Finding a job is a full-time job. She might be used to complaining and to feeling lost and hopeless while you are thriving and about to make more money. It is tricky when two friends are not on the same financial level. The friend with money feels held back and the friend without money feels pressured to spend what they don’t have….
Help your friend meet the right people….
Instead of sending job alerts from Indeed, help them network with the right people. You can google search a meet-up group that might help and you can join for support.
As the wealthier friend, don’t be weird about Venmo….
To you, $20 here and there is not a huge deal to lose, but to her it’s the week’s grocery allowance. Try not to nickel-and-dime your friend for tiny things. However, you can’t expect her to go to a five-star restaurant either. Try to do more hang-outs at home with wine versus an expensive night out.
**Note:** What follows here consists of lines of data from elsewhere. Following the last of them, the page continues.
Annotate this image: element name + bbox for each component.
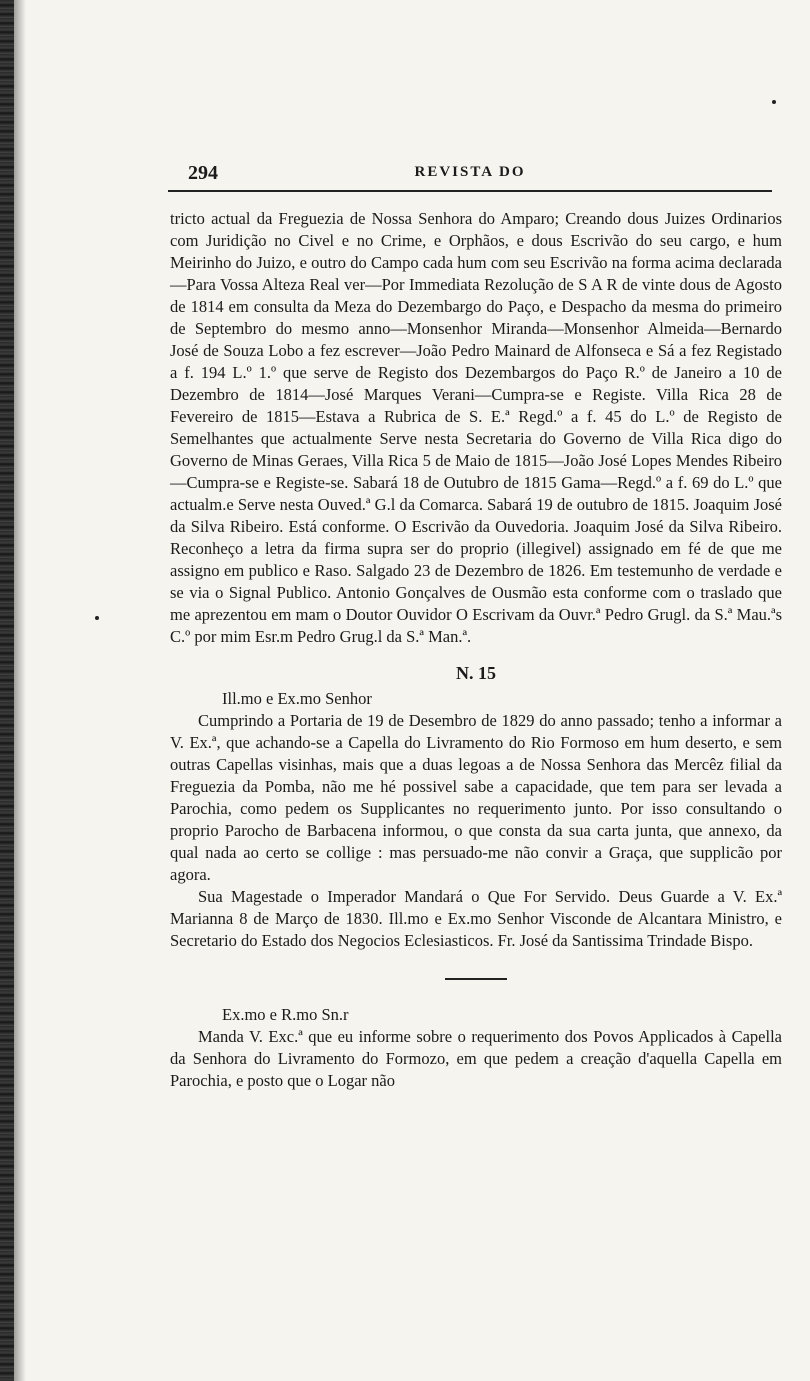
book-binding-edge bbox=[0, 0, 14, 1381]
page-body bbox=[170, 208, 782, 1092]
paragraph: Manda V. Exc.ª que eu informe sobre o requerimento dos Povos Applicados à Capella da Senhora do Livramento do Formozo, em que pedem a creação d'aquella Capella em Parochia, e posto que o Logar não bbox=[170, 1027, 782, 1090]
page-number: 294 bbox=[188, 162, 218, 184]
ink-speck bbox=[772, 100, 776, 104]
ink-speck bbox=[95, 616, 99, 620]
paragraph: Sua Magestade o Imperador Mandará o Que For Servido. Deus Guarde a V. Ex.ª Marianna 8 de Março de 1830. Ill.mo e Ex.mo Senhor Visconde de Alcantara Ministro, e Secretario do Estado dos Negocios Eclesiasticos. Fr. José da Santissima Trindade Bispo. bbox=[170, 887, 782, 950]
section-divider bbox=[445, 978, 507, 980]
salutation: Ex.mo e R.mo Sn.r bbox=[222, 1005, 349, 1024]
paragraph: Cumprindo a Portaria de 19 de Desembro de 1829 do anno passado; tenho a informar a V. Ex.ª, que achando-se a Capella do Livramento do Rio Formoso em hum deserto, e sem outras Capellas visinhas, mais que a duas legoas a de Nossa Senhora das Mercêz filial da Freguezia da Pomba, não me hé possivel sabe a capacidade, que tem para ser levada a Parochia, como pedem os Supplicantes no requerimento junto. Por isso consultando o proprio Parocho de Barbacena informou, o que consta da sua carta junta, que annexo, da qual nada ao certo se collige : mas persuado-me não convir a Graça, que supplicão por agora. bbox=[170, 711, 782, 884]
paragraph: tricto actual da Freguezia de Nossa Senhora do Amparo; Creando dous Juizes Ordinarios com Juridição no Civel e no Crime, e Orphãos, e dous Escrivão do seu cargo, e hum Meirinho do Juizo, e outro do Campo cada hum com seu Escrivão na forma acima declarada—Para Vossa Alteza Real ver—Por Immediata Rezolução de S A R de vinte dous de Agosto de 1814 em consulta da Meza do Dezembargo do Paço, e Despacho da mesma do primeiro de Septembro do mesmo anno—Monsenhor Miranda—Monsenhor Almeida—Bernardo José de Souza Lobo a fez escrever—João Pedro Mainard de Alfonseca e Sá a fez Registado a f. 194 L.º 1.º que serve de Registo dos Dezembargos do Paço R.º de Janeiro a 10 de Dezembro de 1814—José Marques Verani—Cumpra-se e Registe. Villa Rica 28 de Fevereiro de 1815—Estava a Rubrica de S. E.ª Regd.º a f. 45 do L.º de Registo de Semelhantes que actualmente Serve nesta Secretaria do Governo de Villa Rica digo do Governo de Minas Geraes, Villa Rica 5 de Maio de 1815—João José Lopes Mendes Ribeiro—Cumpra-se e Registe-se. Sabará 18 de Outubro de 1815 Gama—Regd.º a f. 69 do L.º que actualm.e Serve nesta Ouved.ª G.l da Comarca. Sabará 19 de outubro de 1815. Joaquim José da Silva Ribeiro. Está conforme. O Escrivão da Ouvedoria. Joaquim José da Silva Ribeiro. Reconheço a letra da firma supra ser do proprio (illegivel) assignado em fé de que me assigno em publico e Raso. Salgado 23 de Dezembro de 1826. Em testemunho de verdade e se via o Signal Publico. Antonio Gonçalves de Ousmão esta conforme com o traslado que me aprezentou em mam o Doutor Ouvidor O Escrivam da Ouvr.ª Pedro Grugl. da S.ª Mau.ªs C.º por mim Esr.m Pedro Grug.l da S.ª Man.ª. bbox=[170, 209, 782, 646]
salutation: Ill.mo e Ex.mo Senhor bbox=[222, 689, 372, 708]
page-header bbox=[168, 160, 772, 192]
binding-shadow bbox=[14, 0, 26, 1381]
section-title: N. 15 bbox=[456, 663, 496, 683]
running-head: REVISTA DO bbox=[414, 164, 526, 180]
Have different types of friends….
It’s ok to have fancy friends and more-down-to-earth friends. Each can bring out a different side of you. The mistake is trying to force a friend into a different category. If you have gone from rags to riches, you will lose friends. However, it is fine to remain humble and low-key unless the energy is preventing success. The best friends are supportive even if it means you will see them less.
Bottom Line….
When good things happen keep it under wraps. The reason is more for your protection versus being ashamed of bragging. People who you have created a dynamic of complaining and bitching will be triggered when that changes. It is ok to have certain friends for certain categories. When it’s a best friend try to not brag and boast in front of them, especially if they are struggling. You can do your best to surround yourself with like-minded people. However, not all good news lines up with everyone. Overall, go against the instinct of sharing good news and spare people the details. Yes, friends should be excited, but it can also trigger their own insecurities that can unconsciously sabotage you.